Federal tax prosecutions in the United States have dropped to their lowest level in decades, plunging by more than 27% over the past year, according to a Reuters investigation. The sharp decline follows major staffing cuts and policy shifts under President Donald Trump’s administration, which has redirected law enforcement resources toward immigration enforcement.
The administration’s overhaul of the Justice Department and the Internal Revenue Service (IRS) has drastically reduced the number of attorneys and agents pursuing tax crimes. Government data and interviews with current and former officials indicate that some remaining personnel were reassigned to assist with immigration cases or street patrols in Washington, D.C.
At the same time, the Justice Department closed its Tax Division, a key office overseeing criminal tax prosecutions since the 1930s. Officials said roughly one-third of the 80 prosecutors who worked there resigned rather than accept reassignment.
The federal government estimates that it fails to collect nearly $700 billion in taxes owed each year. Although criminal prosecutions account for only a small fraction of this amount, experts warn that weakened enforcement could embolden tax evaders.
“Decreasing criminal enforcement across all types of taxpayers would signal an indifference to cheating and insults the millions of honest filers who pay the taxes they owe,” said David Hubbert, a senior fellow at the Tax Law Center at New York University and former acting head of the Justice Department’s Tax Division.
Sharp Decline in Tax Cases
Reuters reviewed federal court records and found that the number of Justice Department attorneys involved in tax prosecutions fell from about 420 last year to 160 this year.
Three people familiar with internal deliberations said senior Trump officials had informed prosecutors that tax investigations were “not a priority.” One participant said the new leadership was “very skeptical about white-collar crime and whether we should be doing those cases.”
Justice Department spokeswoman Natalie Baldassarre defended the restructuring, saying the closure of the centralised tax-crimes office “will not impact the ability of its civil litigators and criminal prosecutors to advance its mission to fairly and consistently enforce the nation’s tax laws.”
However, the IRS confirmed a reduction of 330 criminal enforcement employees this year, even as the agency faces a backlog of uncollected revenue and a surge in complex financial crimes.
Broader Enforcement Shift
The administration’s focus on immigration has further strained tax enforcement. The IRS’s criminal investigations unit lost more than 10% of its workforce between January and June, according to the National Taxpayer Advocate, which also reported that overall IRS staffing has fallen by more than a quarter.
Some IRS agents have been reassigned to non-tax duties, including crime patrols in Washington, D.C., as part of President Trump’s effort to show a tougher stance on street crime. Two officials said the Washington field office initially assigned only a few of its 60 agents to these patrols, but after pressure from senior aide Stephen Miller, the number increased to over 20.

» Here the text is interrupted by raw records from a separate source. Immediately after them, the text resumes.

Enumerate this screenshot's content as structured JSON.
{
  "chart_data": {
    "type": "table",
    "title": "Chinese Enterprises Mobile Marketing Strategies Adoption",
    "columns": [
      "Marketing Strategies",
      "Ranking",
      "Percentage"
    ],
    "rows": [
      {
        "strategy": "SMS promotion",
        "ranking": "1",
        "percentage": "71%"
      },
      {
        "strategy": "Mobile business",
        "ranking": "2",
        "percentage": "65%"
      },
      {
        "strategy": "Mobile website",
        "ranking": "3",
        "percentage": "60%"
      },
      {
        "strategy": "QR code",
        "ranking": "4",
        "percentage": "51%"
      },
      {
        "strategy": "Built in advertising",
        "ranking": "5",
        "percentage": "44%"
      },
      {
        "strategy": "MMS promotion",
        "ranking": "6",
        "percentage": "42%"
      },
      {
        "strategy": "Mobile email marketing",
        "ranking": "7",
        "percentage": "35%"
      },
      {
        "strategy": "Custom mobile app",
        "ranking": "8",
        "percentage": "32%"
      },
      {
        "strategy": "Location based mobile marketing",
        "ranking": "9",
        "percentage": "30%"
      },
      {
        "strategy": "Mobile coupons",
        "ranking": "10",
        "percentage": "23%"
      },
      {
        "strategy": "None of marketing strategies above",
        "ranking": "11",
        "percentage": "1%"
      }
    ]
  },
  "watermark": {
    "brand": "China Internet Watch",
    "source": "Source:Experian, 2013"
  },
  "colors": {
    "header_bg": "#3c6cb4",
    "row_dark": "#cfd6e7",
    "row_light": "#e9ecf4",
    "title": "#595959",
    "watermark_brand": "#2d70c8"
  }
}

“The investigators who remain are being pulled in a lot of directions,” said a former Justice Department official. “The damage being done is significant.”
Impact on Legal Expertise
The drop in prosecutions has also coincided with an exodus of experienced lawyers from U.S. attorneys’ offices. More than 1,000 federal prosecutors have left the department this year, roughly double the number who departed in prior years.
Valerie Makarewicz, who recently left the Los Angeles U.S. Attorney’s Office, said her team once had 10 prosecutors handling tax cases, but now only “three or four” remain.
“It’s a niche field, and developing that expertise takes time,” she said.
Data and Trends
Reuters’ analysis of federal criminal case dockets dating back to the 1990s showed that by November 1, only 251 individuals had been charged with tax-related crimes in 2025, a 27% decline from the same period last year.
The slowdown coincides with ongoing reviews by the Trump administration of past Justice Department investigations for alleged “political bias.” No evidence has been presented to substantiate such claims.
In one high-profile case, cryptocurrency investor Roger Ver, known as “Bitcoin Jesus,” accused the Justice Department of politically motivated prosecution over charges of tax evasion. Ver later reached a deferred prosecution agreement with the department — negotiated by attorneys linked to Trump allies, allowing him to avoid conviction in exchange for paying nearly $50 million to the U.S. government.
A Changing Enforcement Landscape
As the Justice Department’s priorities shift, experts fear that the decline in tax prosecutions could weaken deterrence and further widen the gap between taxes owed and taxes collected.
For many observers, the trend reflects not just budget cuts but a deeper institutional retreat from white-collar enforcement, one that may take years to reverse.